PROCON MUNICIPAL DE SÃO JOSÉ MULTA INSTITUIÇÃO DE ENSINO EM R$ 42 MIL POR ENCERRAR AULAS PRESENCIAIS ÀS VÉSPERAS DO SEMESTRE

Fiscais do Procon Municipal de São José durante diligências que apuraram o encerramento das atividades presenciais da instituição de ensino na Grande Florianópolis.

O Procon de São José aplicou, nesta quinta-feira (12), multa administrativa no valor total de R$ 42.666,66 à AESGF Ensino Superior da Grande Florianópolis Ltda., mantenedora do Instituto de Ensino Superior da Grande Florianópolis (IES/FASC), pelo encerramento abrupto das atividades presenciais logo após o período de rematrículas e às vésperas do início do semestre letivo de 2026.

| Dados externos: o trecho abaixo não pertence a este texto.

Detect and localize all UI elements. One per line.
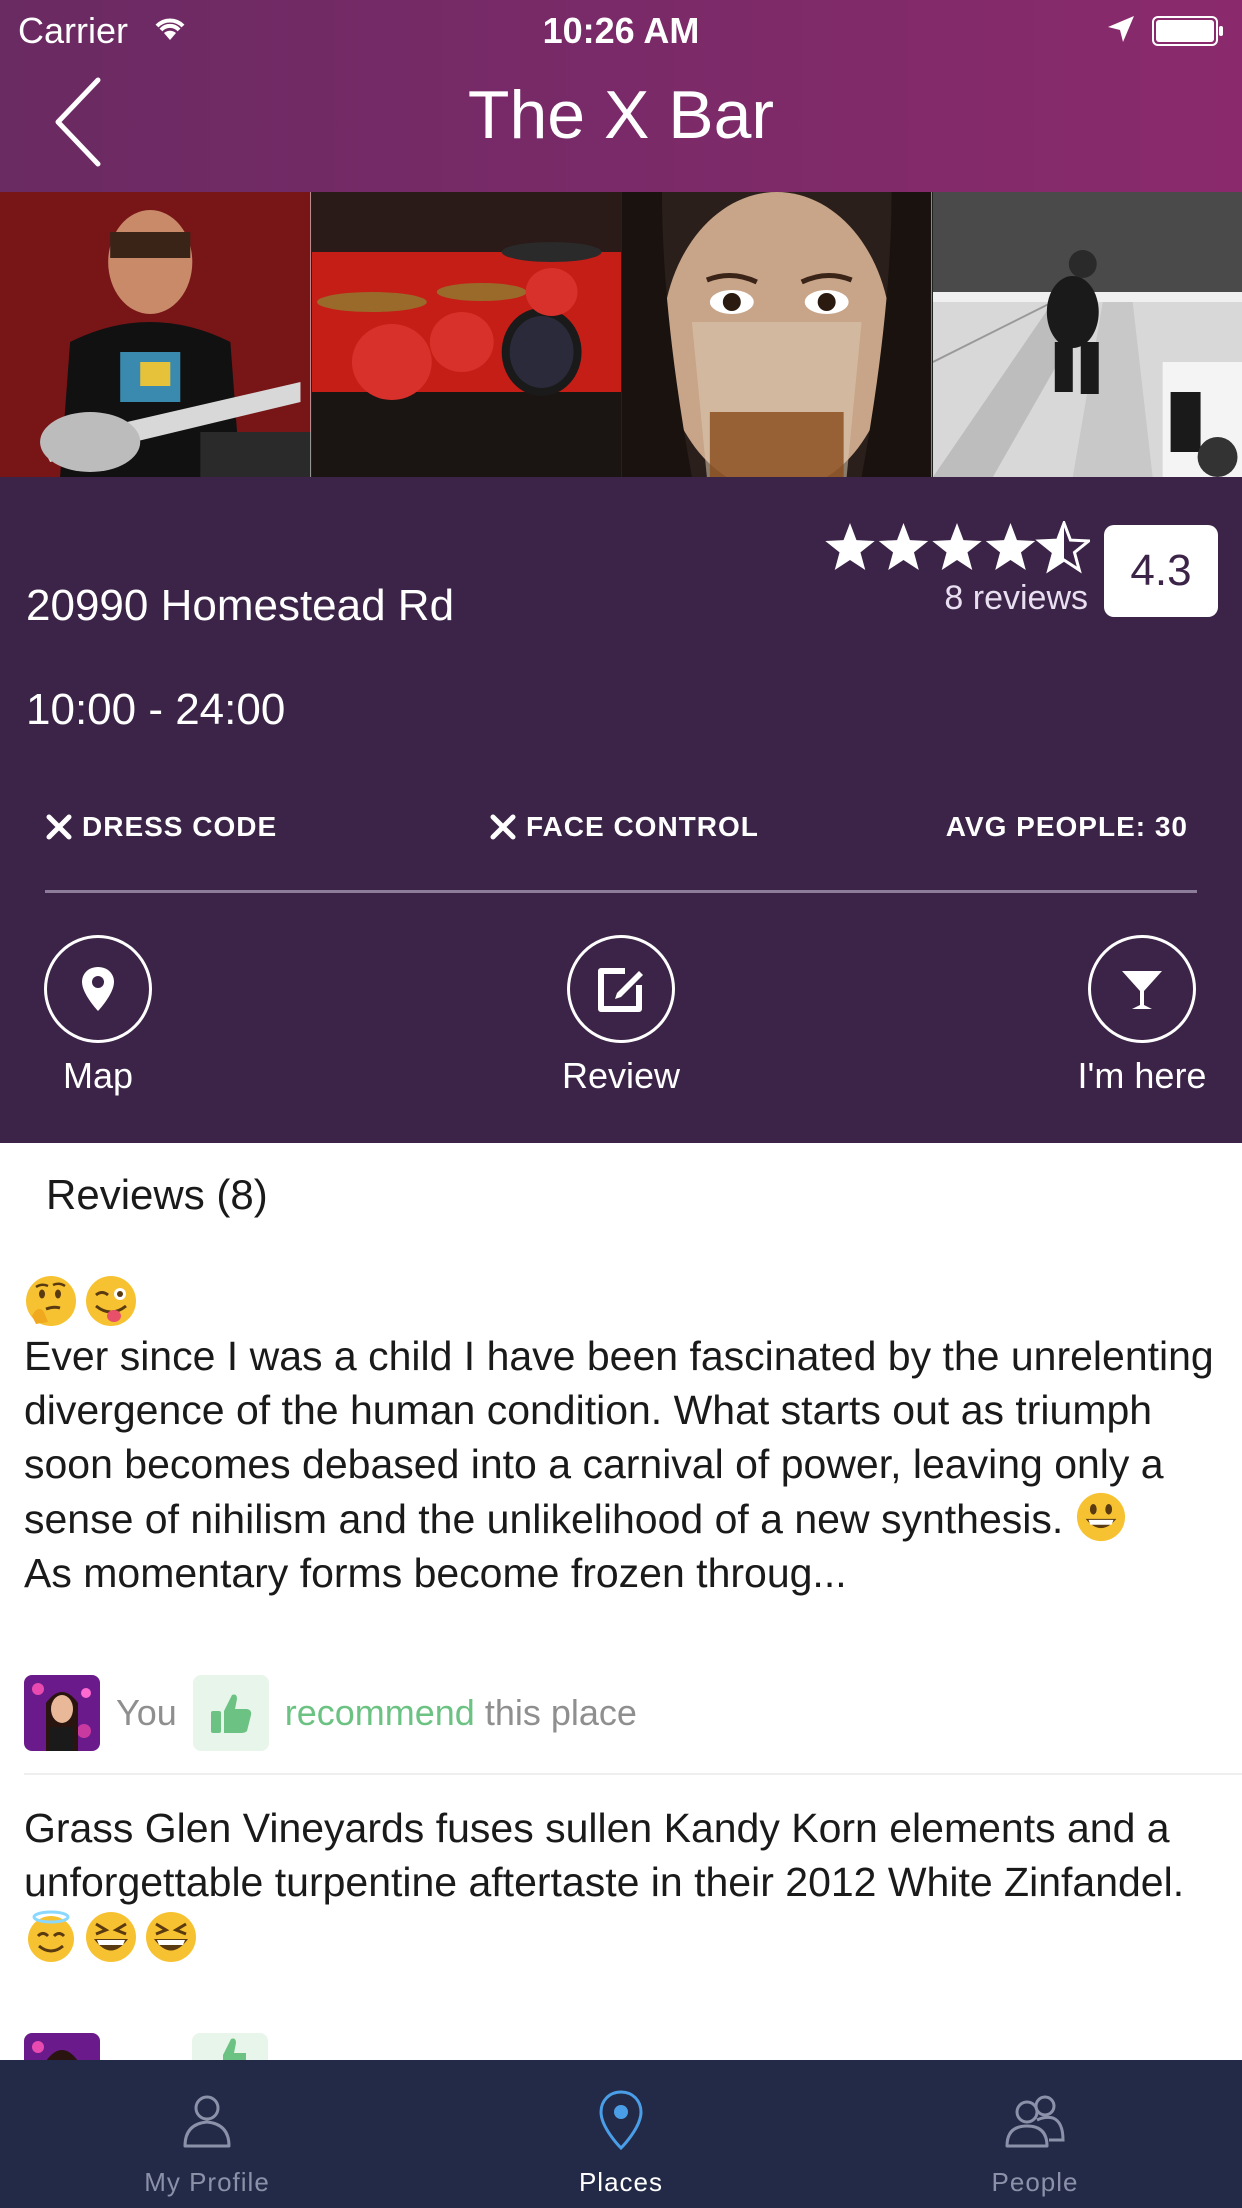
laughing-face-icon — [86, 1912, 136, 1962]
laughing-face-icon — [146, 1912, 196, 1962]
dress-code-label: DRESS CODE — [82, 811, 278, 842]
tab-label: Places — [578, 2167, 664, 2197]
thumbs-up-icon — [223, 2038, 246, 2060]
review-item[interactable]: Grass Glen Vineyards fuses sullen Kandy … — [24, 1801, 1218, 1965]
avg-people-label: AVG PEOPLE: 30 — [945, 811, 1188, 842]
guitarist-photo[interactable] — [0, 192, 311, 477]
dress-code-feature: DRESS CODE — [46, 811, 277, 843]
people-icon — [1005, 2095, 1065, 2148]
x-icon — [46, 814, 72, 840]
map-button[interactable]: Map — [0, 935, 198, 1097]
im-here-button[interactable]: I'm here — [1042, 935, 1242, 1097]
grinning-face-icon — [1076, 1492, 1125, 1542]
drinking-woman-photo[interactable] — [621, 192, 932, 477]
reviews-count[interactable]: 8 reviews — [944, 579, 1088, 618]
recommend-link[interactable]: recommend — [285, 1692, 475, 1734]
review-item[interactable]: Ever since I was a child I have been fas… — [24, 1273, 1218, 1600]
drum-kit-photo[interactable] — [310, 192, 621, 477]
rating-badge: 4.3 — [1104, 525, 1218, 617]
tab-people[interactable]: People — [828, 2060, 1242, 2208]
review-text: Grass Glen Vineyards fuses sullen Kandy … — [24, 1805, 1185, 1905]
thinking-face-icon — [26, 1276, 76, 1326]
map-label: Map — [62, 1055, 134, 1096]
place-info-panel: 8 reviews 4.3 20990 Homestead Rd 10:00 -… — [0, 477, 1242, 1143]
star-full-icon — [825, 523, 875, 571]
review-author[interactable]: You — [116, 1692, 177, 1734]
location-arrow-icon — [1108, 16, 1134, 42]
thumbs-up-icon — [210, 1694, 251, 1733]
next-review-peek — [24, 2033, 268, 2060]
review-emojis — [24, 1273, 1218, 1329]
review-text-part-1: Ever since I was a child I have been fas… — [24, 1333, 1226, 1542]
features-row: DRESS CODE FACE CONTROL AVG PEOPLE: 30 — [0, 811, 1242, 861]
photo-strip — [0, 192, 1242, 477]
star-half-icon — [1035, 521, 1090, 574]
reviews-heading: Reviews (8) — [46, 1171, 268, 1218]
review-text-part-2: As momentary forms become frozen throug.… — [24, 1550, 847, 1596]
avatar[interactable] — [24, 1675, 100, 1751]
review-emojis — [24, 1909, 1218, 1965]
star-full-icon — [878, 523, 929, 571]
tab-label: My Profile — [144, 2167, 270, 2197]
review-button-circle — [567, 935, 675, 1043]
bowling-photo[interactable] — [931, 192, 1242, 477]
recommend-suffix: this place — [484, 1692, 637, 1733]
status-time: 10:26 AM — [542, 10, 700, 51]
review-label: Review — [561, 1055, 681, 1096]
face-control-label: FACE CONTROL — [526, 811, 759, 842]
recommend-badge[interactable] — [192, 1675, 269, 1751]
recommend-badge[interactable] — [192, 2033, 268, 2060]
person-icon — [183, 2095, 231, 2148]
header: Carrier 10:26 AM The X Bar — [0, 0, 1242, 192]
map-button-circle — [44, 935, 152, 1043]
avatar[interactable] — [24, 2033, 100, 2060]
star-full-icon — [985, 523, 1036, 571]
face-control-feature: FACE CONTROL — [490, 811, 759, 843]
rating-stars — [825, 521, 1090, 574]
reviews-section: Reviews (8) Ever since I was a child I h… — [0, 1143, 1242, 2060]
recommendation-row: You recommend this place — [24, 1675, 637, 1751]
review-separator — [24, 1773, 1242, 1775]
status-bar: Carrier 10:26 AM — [0, 0, 1242, 60]
edit-icon — [598, 968, 643, 1012]
address: 20990 Homestead Rd — [26, 581, 455, 630]
im-here-button-circle — [1088, 935, 1196, 1043]
x-icon — [490, 814, 516, 840]
map-pin-icon — [82, 967, 114, 1011]
battery-icon — [1152, 16, 1223, 46]
page-title: The X Bar — [467, 77, 775, 153]
map-pin-icon — [599, 2090, 643, 2151]
im-here-label: I'm here — [1077, 1055, 1207, 1096]
avg-people-feature: AVG PEOPLE: 30 — [946, 811, 1188, 843]
review-button[interactable]: Review — [521, 935, 721, 1097]
halo-smiling-face-icon — [28, 1910, 74, 1962]
review-text: Ever since I was a child I have been fas… — [24, 1329, 1218, 1600]
tab-places[interactable]: Places — [414, 2060, 828, 2208]
opening-hours: 10:00 - 24:00 — [26, 685, 286, 734]
tab-my-profile[interactable]: My Profile — [0, 2060, 414, 2208]
cocktail-glass-icon — [1122, 971, 1162, 1009]
tab-bar: My Profile Places People — [0, 2060, 1242, 2208]
tab-label: People — [991, 2167, 1079, 2197]
star-full-icon — [932, 523, 982, 571]
divider — [45, 890, 1197, 893]
winking-tongue-face-icon — [86, 1276, 136, 1326]
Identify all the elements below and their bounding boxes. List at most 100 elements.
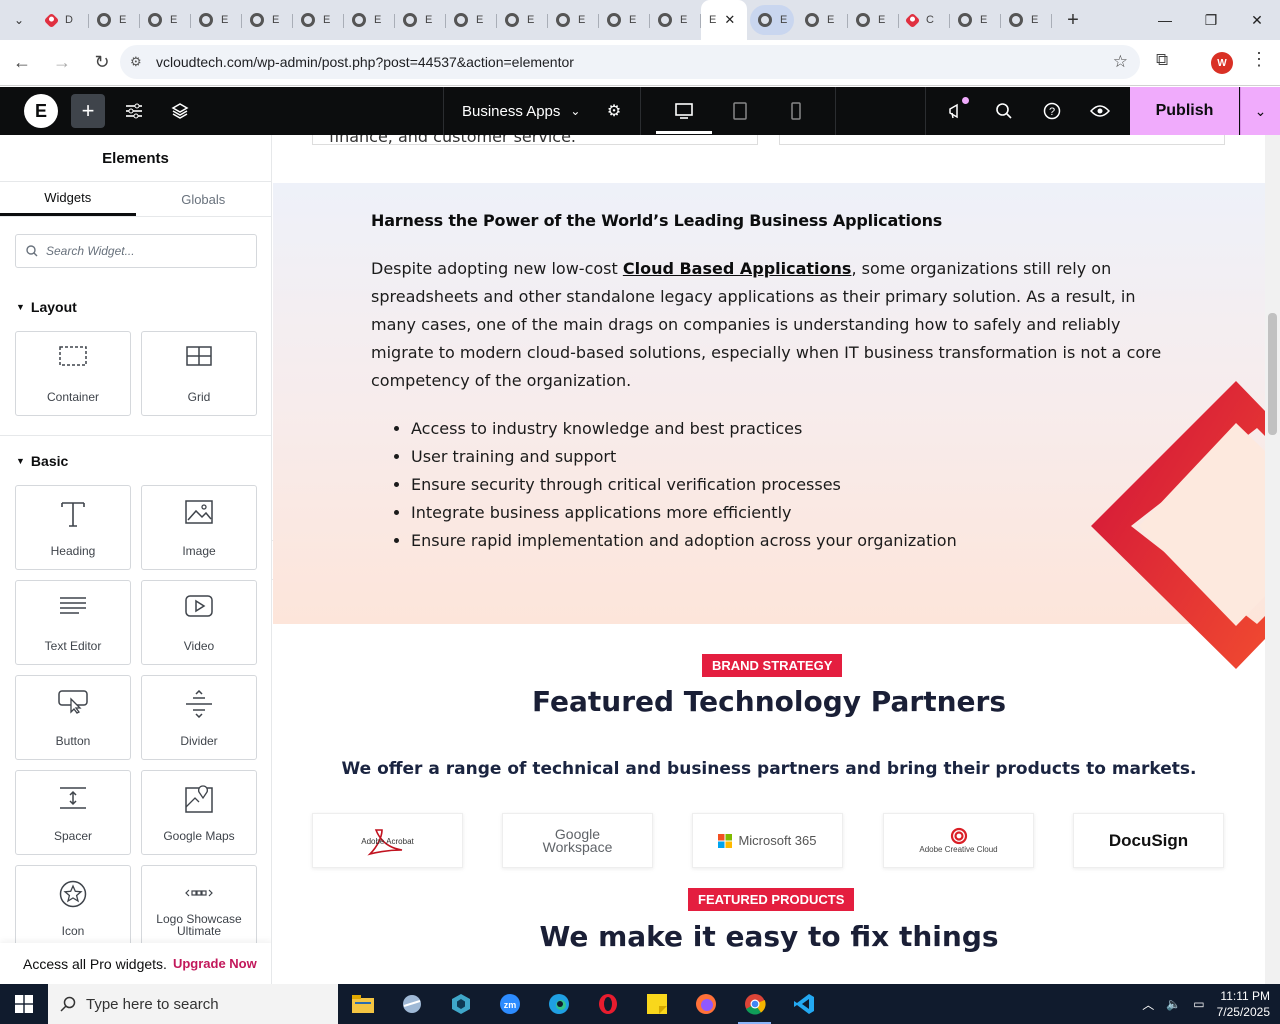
- page-settings-dropdown[interactable]: Business Apps ⌄: [443, 87, 593, 135]
- back-button[interactable]: ←: [4, 45, 40, 81]
- publish-options-chevron-icon[interactable]: ⌄: [1240, 87, 1280, 135]
- partner-name: Microsoft 365: [738, 833, 817, 848]
- widget-container[interactable]: Container: [15, 331, 131, 416]
- widget-logo-showcase[interactable]: Logo Showcase Ultimate: [141, 865, 257, 950]
- site-info-icon[interactable]: ⚙: [130, 54, 150, 70]
- widget-spacer[interactable]: Spacer: [15, 770, 131, 855]
- browser-tab[interactable]: C: [899, 5, 950, 35]
- widget-heading[interactable]: Heading: [15, 485, 131, 570]
- sticky-notes-icon[interactable]: [632, 984, 681, 1024]
- basic-section-toggle[interactable]: ▼ Basic: [16, 453, 68, 469]
- button-icon: [16, 690, 130, 714]
- search-icon[interactable]: [988, 87, 1020, 135]
- svg-text:zm: zm: [503, 1000, 516, 1010]
- url-text[interactable]: vcloudtech.com/wp-admin/post.php?post=44…: [156, 54, 574, 70]
- edge-browser-icon[interactable]: [534, 984, 583, 1024]
- tab-title: D: [65, 14, 73, 26]
- close-tab-icon[interactable]: ✕: [724, 12, 735, 28]
- windows-start-button[interactable]: [0, 984, 48, 1024]
- active-browser-tab[interactable]: E ✕: [701, 0, 747, 40]
- browser-tab[interactable]: E: [599, 5, 650, 35]
- panel-title: Elements: [102, 149, 169, 167]
- minimize-button[interactable]: —: [1142, 0, 1188, 40]
- help-icon[interactable]: ?: [1036, 87, 1068, 135]
- omnibox[interactable]: ⚙ vcloudtech.com/wp-admin/post.php?post=…: [120, 45, 1140, 79]
- page-settings-gear-icon[interactable]: ⚙: [598, 87, 630, 135]
- desktop-view-icon[interactable]: [668, 87, 700, 135]
- browser-tab[interactable]: E: [950, 5, 1001, 35]
- widget-video[interactable]: Video: [141, 580, 257, 665]
- layout-section-toggle[interactable]: ▼ Layout: [16, 299, 77, 315]
- zoom-icon[interactable]: zm: [485, 984, 534, 1024]
- widget-label: Divider: [180, 734, 218, 748]
- extensions-icon[interactable]: ⧉: [1156, 50, 1168, 70]
- canvas-scrollbar-thumb[interactable]: [1268, 313, 1277, 435]
- opera-icon[interactable]: [583, 984, 632, 1024]
- tab-search-dropdown-icon[interactable]: ⌄: [0, 0, 38, 40]
- browser-tab[interactable]: E: [548, 5, 599, 35]
- elementor-logo-icon[interactable]: E: [24, 94, 58, 128]
- network-icon[interactable]: ▭: [1193, 997, 1204, 1011]
- globe-icon: [250, 13, 264, 27]
- app-icon[interactable]: [387, 984, 436, 1024]
- widget-google-maps[interactable]: Google Maps: [141, 770, 257, 855]
- publish-button[interactable]: Publish: [1130, 87, 1239, 135]
- browser-tab[interactable]: E: [191, 5, 242, 35]
- vscode-icon[interactable]: [779, 984, 828, 1024]
- taskbar-search-input[interactable]: Type here to search: [48, 984, 338, 1024]
- widget-icon[interactable]: Icon: [15, 865, 131, 950]
- close-window-button[interactable]: ✕: [1234, 0, 1280, 40]
- products-heading: We make it easy to fix things: [539, 920, 999, 953]
- browser-tab[interactable]: E: [797, 5, 848, 35]
- tab-globals[interactable]: Globals: [136, 182, 272, 216]
- notifications-megaphone-icon[interactable]: [940, 87, 972, 135]
- firefox-icon[interactable]: [681, 984, 730, 1024]
- globe-icon: [454, 13, 468, 27]
- search-placeholder: Search Widget...: [46, 244, 135, 258]
- widget-text-editor[interactable]: Text Editor: [15, 580, 131, 665]
- browser-tab[interactable]: E: [140, 5, 191, 35]
- widget-divider[interactable]: Divider: [141, 675, 257, 760]
- cloud-apps-link[interactable]: Cloud Based Applications: [623, 259, 852, 278]
- structure-layers-icon[interactable]: [164, 87, 196, 135]
- tab-widgets[interactable]: Widgets: [0, 182, 136, 216]
- browser-tab[interactable]: E: [848, 5, 899, 35]
- tablet-view-icon[interactable]: [724, 87, 756, 135]
- browser-menu-icon[interactable]: ⋮: [1250, 49, 1268, 70]
- widget-grid[interactable]: Grid: [141, 331, 257, 416]
- browser-tab[interactable]: E: [497, 5, 548, 35]
- app-icon[interactable]: [436, 984, 485, 1024]
- preview-eye-icon[interactable]: [1084, 87, 1116, 135]
- reload-button[interactable]: ↻: [84, 45, 120, 81]
- widget-search-input[interactable]: Search Widget...: [15, 234, 257, 268]
- mobile-view-icon[interactable]: [780, 87, 812, 135]
- browser-tab[interactable]: E: [446, 5, 497, 35]
- browser-tab[interactable]: E: [395, 5, 446, 35]
- browser-tab[interactable]: E: [750, 5, 794, 35]
- browser-tab[interactable]: E: [89, 5, 140, 35]
- file-explorer-icon[interactable]: [338, 984, 387, 1024]
- upgrade-now-link[interactable]: Upgrade Now: [173, 956, 257, 971]
- list-item: Integrate business applications more eff…: [411, 499, 957, 527]
- browser-tab[interactable]: D: [38, 5, 89, 35]
- browser-tab[interactable]: E: [650, 5, 701, 35]
- browser-tab[interactable]: E: [242, 5, 293, 35]
- browser-tab[interactable]: E: [1001, 5, 1052, 35]
- volume-icon[interactable]: 🔈: [1166, 997, 1181, 1011]
- new-tab-button[interactable]: +: [1056, 5, 1090, 35]
- chrome-icon[interactable]: [730, 984, 779, 1024]
- restore-button[interactable]: ❐: [1188, 0, 1234, 40]
- clock[interactable]: 11:11 PM 7/25/2025: [1217, 988, 1270, 1020]
- hero-section[interactable]: Harness the Power of the World’s Leading…: [273, 183, 1265, 669]
- add-element-button[interactable]: +: [71, 94, 105, 128]
- browser-tab[interactable]: E: [344, 5, 395, 35]
- show-hidden-icons-icon[interactable]: ︿: [1142, 996, 1154, 1013]
- widget-image[interactable]: Image: [141, 485, 257, 570]
- profile-avatar[interactable]: W: [1211, 52, 1233, 74]
- site-settings-icon[interactable]: [118, 87, 150, 135]
- bookmark-star-icon[interactable]: ☆: [1113, 52, 1128, 72]
- widget-button[interactable]: Button: [15, 675, 131, 760]
- browser-tab[interactable]: E: [293, 5, 344, 35]
- canvas-scrollbar[interactable]: [1265, 135, 1280, 984]
- forward-button[interactable]: →: [44, 45, 80, 81]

Segundo o processo administrativo, 33 alunos efetuaram rematrícula e pagaram o valor referente ao primeiro semestre. Posteriormente, a instituição informou que não manteria as aulas presenciais, frustrando a expectativa dos estudantes.

A decisão mantém o Auto de Infração nº 01/2026 e reconhece infrações aos artigos 20 e 35 do Código de Defesa do Consumidor (CDC), que tratam de:
• Artigo 20 – vícios na prestação de serviço;
• Artigo 35 – descumprimento da oferta.

De acordo com o diretor executivo do Procon de São José, Tetê Souza, o órgão tem competência legal para instaurar, instruir e julgar o processo, bem como aplicar sanções administrativas previstas na legislação federal que rege as relações de consumo.

Relação de consumo reconhecida

Na decisão, o Procon destacou que a mantenedora da instituição se enquadra como fornecedora de serviços, conforme o artigo 3º do CDC, enquanto os estudantes são considerados consumidores, nos termos do artigo 2º.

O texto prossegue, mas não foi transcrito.